Once you start explaining how your decisions are made, that really empowers citizens and it circulates that body of information, that body of knowledge, and makes for a more open government.

 

Ruszczyk (MOD): Finally, as we draw this session to a close, what would you offer as your key takeaway message? Perhaps I could prompt this by looking specifically at the critical lenses of real-time accessibility and innovation, and how we apply these lenses safely to customer data.

Carruthers (Uni NSW): One of the things that became obvious to me in fairly recent times at the University is, if you want to do some research, you have to go through an ethics approval process and have all your research in compliance with it. But for the simple running of the place as a business and the teaching of students, we don’t do any of that. As a result, there are people using AI and ML in the research space who’ve got permission and that have gone through committees, and then there are people in the teaching space who are thinking they’ll just ‘Do some ML on my students!’, all unsupervised.
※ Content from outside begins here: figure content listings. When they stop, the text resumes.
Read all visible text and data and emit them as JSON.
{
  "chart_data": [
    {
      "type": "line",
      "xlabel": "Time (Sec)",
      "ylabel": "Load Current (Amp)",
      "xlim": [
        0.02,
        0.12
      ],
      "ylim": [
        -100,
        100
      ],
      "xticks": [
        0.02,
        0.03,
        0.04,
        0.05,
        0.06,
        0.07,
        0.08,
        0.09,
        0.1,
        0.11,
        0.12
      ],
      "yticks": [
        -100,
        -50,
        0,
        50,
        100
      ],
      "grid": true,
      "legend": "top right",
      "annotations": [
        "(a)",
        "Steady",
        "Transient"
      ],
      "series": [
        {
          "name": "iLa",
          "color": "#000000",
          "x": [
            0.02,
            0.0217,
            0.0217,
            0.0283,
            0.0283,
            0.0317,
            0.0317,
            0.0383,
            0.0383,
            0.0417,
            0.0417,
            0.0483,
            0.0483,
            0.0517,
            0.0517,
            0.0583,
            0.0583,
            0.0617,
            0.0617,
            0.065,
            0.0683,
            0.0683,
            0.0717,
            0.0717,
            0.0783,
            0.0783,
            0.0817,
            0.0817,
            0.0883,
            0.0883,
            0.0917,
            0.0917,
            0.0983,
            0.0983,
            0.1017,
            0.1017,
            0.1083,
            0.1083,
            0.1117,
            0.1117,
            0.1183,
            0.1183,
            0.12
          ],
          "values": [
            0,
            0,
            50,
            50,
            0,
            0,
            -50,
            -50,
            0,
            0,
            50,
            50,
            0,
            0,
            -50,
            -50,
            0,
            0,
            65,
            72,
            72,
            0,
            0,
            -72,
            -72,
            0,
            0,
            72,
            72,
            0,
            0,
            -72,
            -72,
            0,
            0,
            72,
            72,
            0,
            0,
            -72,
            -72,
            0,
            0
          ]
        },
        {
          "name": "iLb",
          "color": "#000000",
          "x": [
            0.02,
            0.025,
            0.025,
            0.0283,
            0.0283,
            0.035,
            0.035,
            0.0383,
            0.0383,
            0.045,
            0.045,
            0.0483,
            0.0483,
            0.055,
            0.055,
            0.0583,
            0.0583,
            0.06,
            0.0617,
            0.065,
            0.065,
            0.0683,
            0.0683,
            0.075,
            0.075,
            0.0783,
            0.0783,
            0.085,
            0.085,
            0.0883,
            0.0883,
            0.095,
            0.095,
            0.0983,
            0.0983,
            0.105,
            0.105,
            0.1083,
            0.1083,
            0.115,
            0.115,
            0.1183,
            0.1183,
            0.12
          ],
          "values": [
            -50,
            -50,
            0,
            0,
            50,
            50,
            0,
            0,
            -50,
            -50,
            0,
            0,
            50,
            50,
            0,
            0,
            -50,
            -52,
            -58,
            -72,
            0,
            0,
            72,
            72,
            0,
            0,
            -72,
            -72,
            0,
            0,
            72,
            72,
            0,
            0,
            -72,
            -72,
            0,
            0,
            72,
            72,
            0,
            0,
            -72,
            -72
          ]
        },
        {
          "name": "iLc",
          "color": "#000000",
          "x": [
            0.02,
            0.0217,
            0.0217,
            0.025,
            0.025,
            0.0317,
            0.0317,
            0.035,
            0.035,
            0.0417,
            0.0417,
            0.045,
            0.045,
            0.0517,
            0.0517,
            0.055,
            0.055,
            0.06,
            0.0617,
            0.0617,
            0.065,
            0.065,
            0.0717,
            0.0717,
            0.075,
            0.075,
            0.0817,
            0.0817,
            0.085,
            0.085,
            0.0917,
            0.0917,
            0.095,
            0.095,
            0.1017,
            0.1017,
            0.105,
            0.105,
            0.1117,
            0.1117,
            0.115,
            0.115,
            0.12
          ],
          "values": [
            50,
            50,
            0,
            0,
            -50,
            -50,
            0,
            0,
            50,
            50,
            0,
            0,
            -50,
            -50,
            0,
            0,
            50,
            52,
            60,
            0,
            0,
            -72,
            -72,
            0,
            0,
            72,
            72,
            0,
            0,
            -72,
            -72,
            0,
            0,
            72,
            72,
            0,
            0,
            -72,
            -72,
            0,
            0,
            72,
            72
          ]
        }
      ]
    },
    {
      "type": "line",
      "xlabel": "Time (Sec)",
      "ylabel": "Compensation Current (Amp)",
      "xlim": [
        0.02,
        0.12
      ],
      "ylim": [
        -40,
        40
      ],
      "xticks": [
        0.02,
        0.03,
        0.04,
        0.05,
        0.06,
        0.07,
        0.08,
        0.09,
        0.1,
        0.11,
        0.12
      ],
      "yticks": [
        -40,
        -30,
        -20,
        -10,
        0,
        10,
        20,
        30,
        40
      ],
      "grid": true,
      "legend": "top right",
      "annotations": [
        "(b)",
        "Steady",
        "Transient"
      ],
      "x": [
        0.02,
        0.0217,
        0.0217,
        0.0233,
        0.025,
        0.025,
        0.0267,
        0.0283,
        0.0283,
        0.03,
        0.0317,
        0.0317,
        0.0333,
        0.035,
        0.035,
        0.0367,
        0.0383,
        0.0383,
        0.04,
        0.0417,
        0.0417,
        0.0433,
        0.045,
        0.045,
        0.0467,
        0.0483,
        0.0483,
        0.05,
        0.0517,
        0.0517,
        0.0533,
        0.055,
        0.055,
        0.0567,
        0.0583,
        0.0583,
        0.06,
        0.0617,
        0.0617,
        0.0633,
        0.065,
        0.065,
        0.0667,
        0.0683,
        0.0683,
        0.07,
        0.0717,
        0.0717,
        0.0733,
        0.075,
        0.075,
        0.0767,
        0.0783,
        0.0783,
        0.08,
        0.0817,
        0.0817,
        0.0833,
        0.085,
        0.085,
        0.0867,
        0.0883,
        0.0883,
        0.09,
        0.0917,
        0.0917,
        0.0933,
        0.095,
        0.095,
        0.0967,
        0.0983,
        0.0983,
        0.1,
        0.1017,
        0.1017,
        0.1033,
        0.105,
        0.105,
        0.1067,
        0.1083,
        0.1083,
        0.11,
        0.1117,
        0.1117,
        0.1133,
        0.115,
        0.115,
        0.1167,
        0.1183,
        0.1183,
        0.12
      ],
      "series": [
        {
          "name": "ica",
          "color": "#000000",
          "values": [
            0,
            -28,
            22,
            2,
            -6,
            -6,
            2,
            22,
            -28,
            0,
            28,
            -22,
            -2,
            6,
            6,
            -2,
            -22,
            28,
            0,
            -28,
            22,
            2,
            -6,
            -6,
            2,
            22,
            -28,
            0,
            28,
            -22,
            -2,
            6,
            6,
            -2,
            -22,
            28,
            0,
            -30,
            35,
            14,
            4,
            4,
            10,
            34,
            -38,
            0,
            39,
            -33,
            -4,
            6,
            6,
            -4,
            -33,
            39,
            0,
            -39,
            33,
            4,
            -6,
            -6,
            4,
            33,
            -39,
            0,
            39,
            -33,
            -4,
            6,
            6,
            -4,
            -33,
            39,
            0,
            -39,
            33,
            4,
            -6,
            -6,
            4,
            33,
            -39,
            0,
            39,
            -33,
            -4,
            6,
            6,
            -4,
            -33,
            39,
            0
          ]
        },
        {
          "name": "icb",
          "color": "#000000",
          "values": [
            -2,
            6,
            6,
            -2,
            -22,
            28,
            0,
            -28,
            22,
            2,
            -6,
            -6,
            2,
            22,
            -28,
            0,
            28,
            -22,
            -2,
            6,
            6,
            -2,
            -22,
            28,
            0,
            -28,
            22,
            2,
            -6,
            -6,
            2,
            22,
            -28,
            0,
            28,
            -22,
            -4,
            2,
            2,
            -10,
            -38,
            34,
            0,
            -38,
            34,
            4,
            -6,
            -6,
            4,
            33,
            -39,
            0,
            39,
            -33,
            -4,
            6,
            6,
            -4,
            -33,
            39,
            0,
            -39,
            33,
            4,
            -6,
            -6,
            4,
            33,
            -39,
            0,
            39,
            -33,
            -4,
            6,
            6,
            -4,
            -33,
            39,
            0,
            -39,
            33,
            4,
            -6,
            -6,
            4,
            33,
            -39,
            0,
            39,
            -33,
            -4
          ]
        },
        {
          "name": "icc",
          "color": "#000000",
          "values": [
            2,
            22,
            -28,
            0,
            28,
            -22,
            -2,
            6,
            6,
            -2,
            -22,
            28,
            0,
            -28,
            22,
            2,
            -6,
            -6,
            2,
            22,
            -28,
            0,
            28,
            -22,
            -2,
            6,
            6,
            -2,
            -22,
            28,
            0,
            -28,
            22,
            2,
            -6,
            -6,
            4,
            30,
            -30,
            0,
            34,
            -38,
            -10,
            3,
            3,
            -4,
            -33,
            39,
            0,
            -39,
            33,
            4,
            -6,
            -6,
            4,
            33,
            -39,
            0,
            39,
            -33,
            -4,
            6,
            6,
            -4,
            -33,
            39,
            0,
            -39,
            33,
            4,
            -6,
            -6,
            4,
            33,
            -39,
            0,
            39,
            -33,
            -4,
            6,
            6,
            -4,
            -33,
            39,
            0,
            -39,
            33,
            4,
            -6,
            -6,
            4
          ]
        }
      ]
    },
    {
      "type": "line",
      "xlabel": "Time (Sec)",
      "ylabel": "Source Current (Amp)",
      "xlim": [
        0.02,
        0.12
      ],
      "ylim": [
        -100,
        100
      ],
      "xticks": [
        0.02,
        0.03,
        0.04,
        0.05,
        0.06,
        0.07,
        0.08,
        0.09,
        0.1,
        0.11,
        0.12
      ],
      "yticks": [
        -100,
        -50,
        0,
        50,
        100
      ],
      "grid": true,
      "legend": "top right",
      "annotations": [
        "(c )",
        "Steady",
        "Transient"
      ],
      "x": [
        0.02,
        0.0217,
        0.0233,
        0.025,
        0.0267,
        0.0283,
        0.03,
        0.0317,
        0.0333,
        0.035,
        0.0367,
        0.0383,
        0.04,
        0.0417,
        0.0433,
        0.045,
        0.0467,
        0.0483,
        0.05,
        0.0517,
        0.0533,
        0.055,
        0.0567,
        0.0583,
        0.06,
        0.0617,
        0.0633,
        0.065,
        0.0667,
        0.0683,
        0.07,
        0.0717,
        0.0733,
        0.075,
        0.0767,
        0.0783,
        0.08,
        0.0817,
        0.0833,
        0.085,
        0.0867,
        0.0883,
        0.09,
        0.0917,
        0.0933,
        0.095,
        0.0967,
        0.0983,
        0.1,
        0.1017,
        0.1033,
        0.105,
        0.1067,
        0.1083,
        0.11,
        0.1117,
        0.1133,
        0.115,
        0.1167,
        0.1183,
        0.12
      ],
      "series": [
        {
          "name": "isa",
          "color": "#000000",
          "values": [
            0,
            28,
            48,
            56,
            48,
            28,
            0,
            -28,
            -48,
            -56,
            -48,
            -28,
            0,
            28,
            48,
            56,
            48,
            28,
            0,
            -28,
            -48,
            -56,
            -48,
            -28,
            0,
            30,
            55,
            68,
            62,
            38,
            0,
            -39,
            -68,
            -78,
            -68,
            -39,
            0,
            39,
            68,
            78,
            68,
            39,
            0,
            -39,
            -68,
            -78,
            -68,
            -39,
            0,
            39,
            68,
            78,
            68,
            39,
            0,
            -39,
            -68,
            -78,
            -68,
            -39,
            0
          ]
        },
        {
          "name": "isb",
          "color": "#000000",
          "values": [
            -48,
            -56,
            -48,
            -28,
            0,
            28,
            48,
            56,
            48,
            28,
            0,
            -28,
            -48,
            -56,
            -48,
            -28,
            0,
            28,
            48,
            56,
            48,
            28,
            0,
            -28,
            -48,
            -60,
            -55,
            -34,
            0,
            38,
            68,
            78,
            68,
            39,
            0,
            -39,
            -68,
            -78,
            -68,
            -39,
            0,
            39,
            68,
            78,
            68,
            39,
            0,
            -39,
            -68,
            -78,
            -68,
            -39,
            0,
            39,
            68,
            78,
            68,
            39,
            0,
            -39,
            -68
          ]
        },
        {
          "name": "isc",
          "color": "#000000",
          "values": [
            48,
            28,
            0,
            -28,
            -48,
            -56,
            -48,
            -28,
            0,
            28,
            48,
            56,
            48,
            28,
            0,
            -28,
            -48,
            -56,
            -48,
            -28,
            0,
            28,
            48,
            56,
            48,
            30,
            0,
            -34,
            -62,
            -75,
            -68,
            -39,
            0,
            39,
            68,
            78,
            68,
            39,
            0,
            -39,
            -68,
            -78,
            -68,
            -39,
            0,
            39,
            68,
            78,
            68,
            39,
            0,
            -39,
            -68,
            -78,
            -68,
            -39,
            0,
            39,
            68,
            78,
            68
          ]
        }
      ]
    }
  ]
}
We’re now conscious of putting ethical lenses over what we do as a business, and we’re having conversations about how we can do that most efficiently – because everybody’s thinking, ‘Oh, that’ll just slow us down!’, but it is necessary. Indeed, that’s a really important consideration: How do you put an ethical lens over everything that you’re doing with your data?

Oaten (Splunk): The fact that we’re having this type of conversation, and the fact that we’re trying to figure out how to make this work effectively is a positive, because it’s helping us move forward.
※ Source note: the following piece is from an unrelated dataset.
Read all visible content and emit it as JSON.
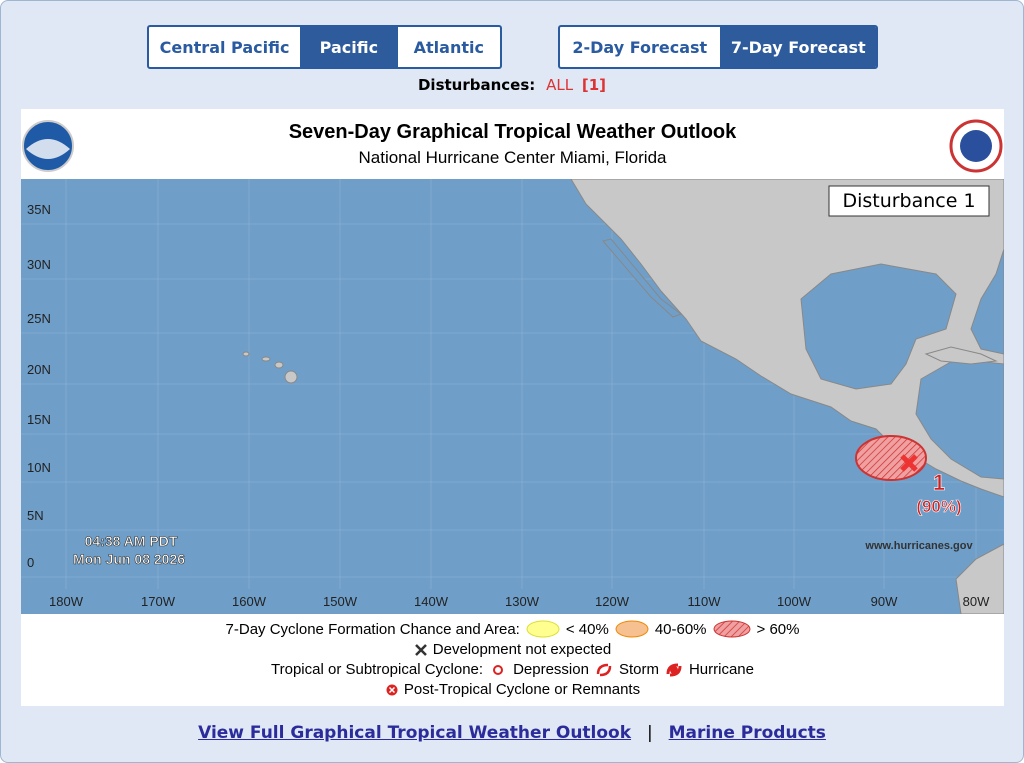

Yes, there are always a lot of associated risks, and you’re not going to get it perfect from the start, because that’s just not possible. But, by actually testing the waters, taking some risks, going off and doing it – and maybe sometimes making some mistakes and having some information that shouldn’t be made available getting in the wrong hands – that’s the risk we take in progressing. That’s where I always find the positives, and I see NSW as a genuine leading state in that regard. The acceptance of us doing more of that going forward seems to be greater within the community.

Tydd (NSW Info Commissioner): In the context of partnerships and cross-agency work, there are three key questions: Who holds the information? In what form is it held? And how can access be provided? They take you to contract. They take you to the citizen. And they take you to your responsibilities.

Herbert (Dept Customer Service): I’m going to cover something completely different. And that’s a program we’re launching called ‘Data Ship’. The idea behind this is that, in order to create a data culture in NSW, we actually need the executive to become ‘data fluent’ – I don’t like the term ‘data literate’.

So far, we’ve done some interviews with various executives to understand where they’re at. Our research so far shows us two things. First, they lack the data basics. All executives have been telling us, ‘I have not been given the data basics! I’ve haven’t been told this is a scatterplot diagram or this is how a correlation graph works.’ The second piece is around what I call ‘data habits’. The first thing when something’s presented to you as a leader should be: Where’s the evidence? Where’s the data to support this? What’s the data telling us? We got a lot better at this during Covid; we all started asking the data.

I believe that the data transformation that will occur in NSW Government will be people-led.

 

If we improve the data culture and we all have our own personal data habits, we will in fact use data far more effectively.


This is an edited extract from the Data Panel Discussion | The Future of Data in NSW Public Sector featured at the FST Government NSW 2022 event.